Abstract

Cumulative shear wall overturning (CSWO) is a common response of structural models of multistory Light-Frame Timber Buildings (LFTBs) under lateral loads. Governed by holdown uplift and shear wall (SW) bending, large CSWO occurs in LFTBs due to the light self-weight of wood and the dominant rocking flexibility of stiff SWs. Even though CSWO is paramount in seismic design because of its effect on the flexibility of LFTBs (making hard to achieve the inter-story drift limits), this phenomenon is not incorporated into the structural models of LFTBs. For instance, in the design of LFTBs for lateral loads it is assumed that SWs behave as planar isolated elements. However, CSWO may be influenced by 3D coupling effects (3D-SWCE) in non-planar SWs such as T or L assemblies.
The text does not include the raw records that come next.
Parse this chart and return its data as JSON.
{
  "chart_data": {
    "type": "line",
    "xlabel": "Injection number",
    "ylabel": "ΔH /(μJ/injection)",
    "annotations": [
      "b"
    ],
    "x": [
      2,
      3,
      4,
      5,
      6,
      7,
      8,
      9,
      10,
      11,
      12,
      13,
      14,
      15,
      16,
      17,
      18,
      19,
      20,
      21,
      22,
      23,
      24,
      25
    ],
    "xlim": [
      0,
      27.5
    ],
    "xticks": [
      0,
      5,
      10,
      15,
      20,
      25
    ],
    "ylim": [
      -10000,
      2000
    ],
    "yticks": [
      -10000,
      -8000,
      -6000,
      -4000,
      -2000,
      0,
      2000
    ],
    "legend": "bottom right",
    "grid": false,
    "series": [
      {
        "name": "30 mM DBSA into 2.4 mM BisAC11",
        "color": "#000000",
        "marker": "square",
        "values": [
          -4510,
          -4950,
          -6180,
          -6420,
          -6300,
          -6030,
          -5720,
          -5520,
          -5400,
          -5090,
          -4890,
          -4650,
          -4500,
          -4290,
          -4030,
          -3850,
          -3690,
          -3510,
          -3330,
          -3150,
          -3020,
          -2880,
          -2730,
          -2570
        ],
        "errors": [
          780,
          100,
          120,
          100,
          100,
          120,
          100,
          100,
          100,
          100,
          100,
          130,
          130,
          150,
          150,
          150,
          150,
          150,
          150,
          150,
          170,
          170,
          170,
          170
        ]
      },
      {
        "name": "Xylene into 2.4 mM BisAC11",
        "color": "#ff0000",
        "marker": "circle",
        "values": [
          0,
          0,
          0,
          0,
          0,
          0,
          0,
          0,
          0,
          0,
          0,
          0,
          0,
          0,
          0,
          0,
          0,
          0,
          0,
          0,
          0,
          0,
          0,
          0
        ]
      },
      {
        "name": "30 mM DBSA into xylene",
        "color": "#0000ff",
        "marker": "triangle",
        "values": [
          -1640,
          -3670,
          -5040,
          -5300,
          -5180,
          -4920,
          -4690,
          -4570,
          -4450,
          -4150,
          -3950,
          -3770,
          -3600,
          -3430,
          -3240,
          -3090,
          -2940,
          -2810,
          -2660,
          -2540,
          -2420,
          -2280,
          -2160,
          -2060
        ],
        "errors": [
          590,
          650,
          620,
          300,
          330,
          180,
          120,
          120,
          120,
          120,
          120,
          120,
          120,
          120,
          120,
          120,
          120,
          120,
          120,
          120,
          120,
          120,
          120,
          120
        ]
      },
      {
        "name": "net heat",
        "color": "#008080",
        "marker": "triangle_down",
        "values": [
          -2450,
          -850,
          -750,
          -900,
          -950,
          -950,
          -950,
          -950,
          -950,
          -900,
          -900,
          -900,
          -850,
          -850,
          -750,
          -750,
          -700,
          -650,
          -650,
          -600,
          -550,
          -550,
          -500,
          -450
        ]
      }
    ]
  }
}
This paper describes a large full-scale experiment of a 7.32 m x 5.1 m assembly, performed to gather insight into 3D-SWCEs through the cyclic evaluation of a non-planar T-shape SW. Results showed an asymmetric behaviour of the T-shape SW with increments of 20% and 98% in elastic stiffness and maximum capacity, respectively, with respect to those of a planar SW. It is concluded that 3D-SWCEs have a significant structural influence on the response of LFTBs.